In the most recent patient safety newsletter, CHPSO wrote about
the new FDA initiative on infusion pump safety. Now, The FDA has
asked Baxter to recall and destroy all of its Colleague pumps.
The Colleague line of pumps have been the subject of several
recalls, but the FDA is not satisfied with Baxter’s plans to
bring the pumps into compliance.

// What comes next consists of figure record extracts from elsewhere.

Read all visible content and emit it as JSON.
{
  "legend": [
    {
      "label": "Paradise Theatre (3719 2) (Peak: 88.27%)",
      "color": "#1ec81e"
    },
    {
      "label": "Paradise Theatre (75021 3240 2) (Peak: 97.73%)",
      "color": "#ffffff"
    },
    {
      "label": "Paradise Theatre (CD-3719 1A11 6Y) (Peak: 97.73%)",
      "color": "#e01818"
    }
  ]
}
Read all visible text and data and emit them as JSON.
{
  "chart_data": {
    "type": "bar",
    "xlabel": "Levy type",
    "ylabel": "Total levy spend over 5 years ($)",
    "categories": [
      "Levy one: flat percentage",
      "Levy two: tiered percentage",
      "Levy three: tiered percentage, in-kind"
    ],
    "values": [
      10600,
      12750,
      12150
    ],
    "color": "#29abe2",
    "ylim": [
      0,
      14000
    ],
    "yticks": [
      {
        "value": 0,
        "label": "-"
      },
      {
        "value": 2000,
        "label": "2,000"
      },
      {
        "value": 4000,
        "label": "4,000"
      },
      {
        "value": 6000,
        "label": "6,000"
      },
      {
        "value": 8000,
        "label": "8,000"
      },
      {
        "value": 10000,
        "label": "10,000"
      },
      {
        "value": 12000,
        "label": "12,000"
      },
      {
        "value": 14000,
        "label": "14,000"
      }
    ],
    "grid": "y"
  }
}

Baxter is estimating that this
will cost the company about $0.5B.As of today, used pumps are
still for sale by some third-party distributors (and on eBay!)
Here is the FDA’s statement:
FDA NEWS RELEASE
For Immediate Release: May 3, 2010
Media Inquiries: Dick Thompson, 240-753-3049,
Consumer Inquiries: 888-INFO-FDA
FDA Issues Statement on Baxter’s Recall of Colleague
The U.S. Food and Drug Administration sent a letter to Baxter
Healthcare Corp. on April 30 ordering the company to recall and
destroy all of its Colleague Volumetric Infusion Pumps (Colleague
pumps) currently in use in the United States. This action is
based on a longstanding failure to correct many serious problems
with the pumps. The FDA believes there may be as many as 200,000
of those pumps currently in use.
Additionally, the FDA is ordering the company to provide refunds
to customers or replace pumps at no cost to customers help defray
the cost of replacement.
Infusion pumps are devices that deliver fluids, including
nutrients and medications, into a patient’s body in a controlled
manner. They are widely used in hospitals, other clinical
settings and, increasingly, in the home because they allow a
greater level of accuracy in fluid delivery.
Hospitals and other users of Baxter’s Colleague pumps will be
receiving further instruction and information from Baxter and the
FDA regarding their transition.
The FDA has been working with Baxter since 1999 to correct
numerous device flaws. Since then, Colleague pumps have been the
subject of several Class I recalls for battery swelling,
inadvertent power off, service data errors, and other issues.
In June 2006, the FDA was obtained a consent decree of permanent
injunction in which Baxter agreed to stop manufacturing and
distributing all models of the Colleague pump until the company
corrected manufacturing deficiencies and until devices in use
were brought into compliance. Since then, Baxter has made
numerous changes to the Colleague pumps but these changes have
not corrected the product defect leading to the permanent
On April 8, 2010, Baxter submitted a proposed correction schedule
to the FDA that stated that Baxter did not plan to begin the
latest round of corrections to the adulterated and misbranded
pumps until May 2012. The proposal also stated that Baxter does
not anticipate completion of the proposed corrections until 2013.
On that schedule, a device with known safety concerns would
remain in use on patients needing specialized care until 2013.
FDA found this proposal unacceptable. The 2006 consent decree
gave FDA authority to take any action it deemed appropriate. The
FDA has determined that this action is necessary, as Baxter has
failed to adequately correct, within a reasonable time frame, the
deficiencies in the Colleague infusion pumps still in use.
Therefore the FDA is now ordering Baxter to:
Recall and destroy all Colleague infusion pumps.
Reimburse customers for the value of the recalled device
Assist in finding a replacement for these customers.
Infusion pumps, including the Baxter Colleague models, have been
the source of persistent safety problems. In the past five years,
the FDA has received more than 56,000 reports of adverse events
associated with the use of infusion pumps. Those events have
included serious injuries and more than 500 deaths. Between 2005
and 2009, 87 infusion pump recalls were conducted to address
identified safety concerns, according to FDA data.
An FDA analysis of these adverse events has uncovered software
defects, user interface problems and mechanical and electrical
failures. Problems with infusion pumps are not confined to one
manufacturer or one type of device.
In response, last month the FDA announced a new initiative to
address safety problems associated with infusion pumps. As part
of its initiative, the FDA is moving to establish additional
premarket requirements manufacturers will be expected to meet, in
part through static testing in FDA’s facilities before device
submissions. The FDA is also holding a May public workshop on
infusion pump design, and the agency is raising public awareness
of the issue among health care workers and patients.